I have to remind myself that he is no longer encapsulated in the bubble I had tried so hard to create for him.  The bubble has burst; he is out in the world.  Around other adults, other children, a myriad of personalities and behaviors.  Where is that new clicking sound he is making with his tongue coming from?  Who did he learn the ‘monsters and enemies’ game from?  Did he just raise his hand to ask the check-out girl in Panera a question?  Most of the influence I am grateful for – after just a few weeks, he is already following directions better.  He seems calmer.  And his brain is definitely being filled with most interesting tidbits of knowledge.  The beginning of the learning journey!  Such a fascinating time!  I guess I will have to take the tics he picks up from Johnny as par for the course.  Like my son is perfect.  When Johnny starts potty-talking (“Guess what?  Poo poop!  Ha ha ha ha ha!”) as soon as he sits down to the table to eat, I will definitely know who he got it from…

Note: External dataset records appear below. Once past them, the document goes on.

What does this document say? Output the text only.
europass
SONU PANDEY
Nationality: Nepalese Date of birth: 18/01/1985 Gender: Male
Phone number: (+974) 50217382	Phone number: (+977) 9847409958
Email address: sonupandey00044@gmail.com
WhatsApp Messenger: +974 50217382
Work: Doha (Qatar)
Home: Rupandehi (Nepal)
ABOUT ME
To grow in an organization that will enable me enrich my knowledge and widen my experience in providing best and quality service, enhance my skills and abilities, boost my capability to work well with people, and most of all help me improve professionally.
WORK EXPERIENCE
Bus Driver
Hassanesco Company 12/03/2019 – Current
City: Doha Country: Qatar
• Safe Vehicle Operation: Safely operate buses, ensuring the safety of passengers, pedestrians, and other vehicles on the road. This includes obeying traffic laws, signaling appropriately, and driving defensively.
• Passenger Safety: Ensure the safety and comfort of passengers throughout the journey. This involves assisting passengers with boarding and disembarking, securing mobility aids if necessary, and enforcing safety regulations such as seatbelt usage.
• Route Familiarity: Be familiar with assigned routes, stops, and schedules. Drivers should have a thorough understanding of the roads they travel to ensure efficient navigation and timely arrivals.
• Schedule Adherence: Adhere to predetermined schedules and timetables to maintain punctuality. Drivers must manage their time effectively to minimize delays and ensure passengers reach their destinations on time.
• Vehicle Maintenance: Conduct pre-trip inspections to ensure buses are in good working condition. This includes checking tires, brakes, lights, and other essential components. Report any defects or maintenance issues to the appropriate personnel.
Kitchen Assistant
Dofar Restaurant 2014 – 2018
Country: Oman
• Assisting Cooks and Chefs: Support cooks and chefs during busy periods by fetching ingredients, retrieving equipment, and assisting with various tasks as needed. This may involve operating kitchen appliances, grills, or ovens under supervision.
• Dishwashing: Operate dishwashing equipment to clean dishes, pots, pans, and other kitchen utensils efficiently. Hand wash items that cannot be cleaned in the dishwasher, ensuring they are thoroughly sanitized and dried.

My son wanted his 5th birthday party at the jumping place (a warehouse filled with inflatable moon bounces).  He dictated the guest list to me, and told me he wanted pizza and chocolate cupcakes.  Of course, I spent my other arm and leg arranging his special day for him.  I had trashed the cigarettes for Rosemarie, and I was ready to celebrate with him.  Celebrate him.  As he blew out the pastel-spotted number five candle plunked in the chocolate icing of his candle, I cheered.  I wonder if he made a wish.  I sure did.  For his little life to be filled, gracefully and easily, with love and joy and wonder.  May our wishes come true.

My husband took a picture of my son on his iPhone in the car on the ride home from the party.   We have never seen a wider smile on his face.  Score!  The party was a sensational hit!  I printed the pic out, and tacked it on the fridge.  I giggle looking at it, seeing his visage of pure happiness.  I am constantly reminded how his little life has already filled mine.  With teacher conferences.  With love.  And joy.  And wonder.  My child, my most precious gift.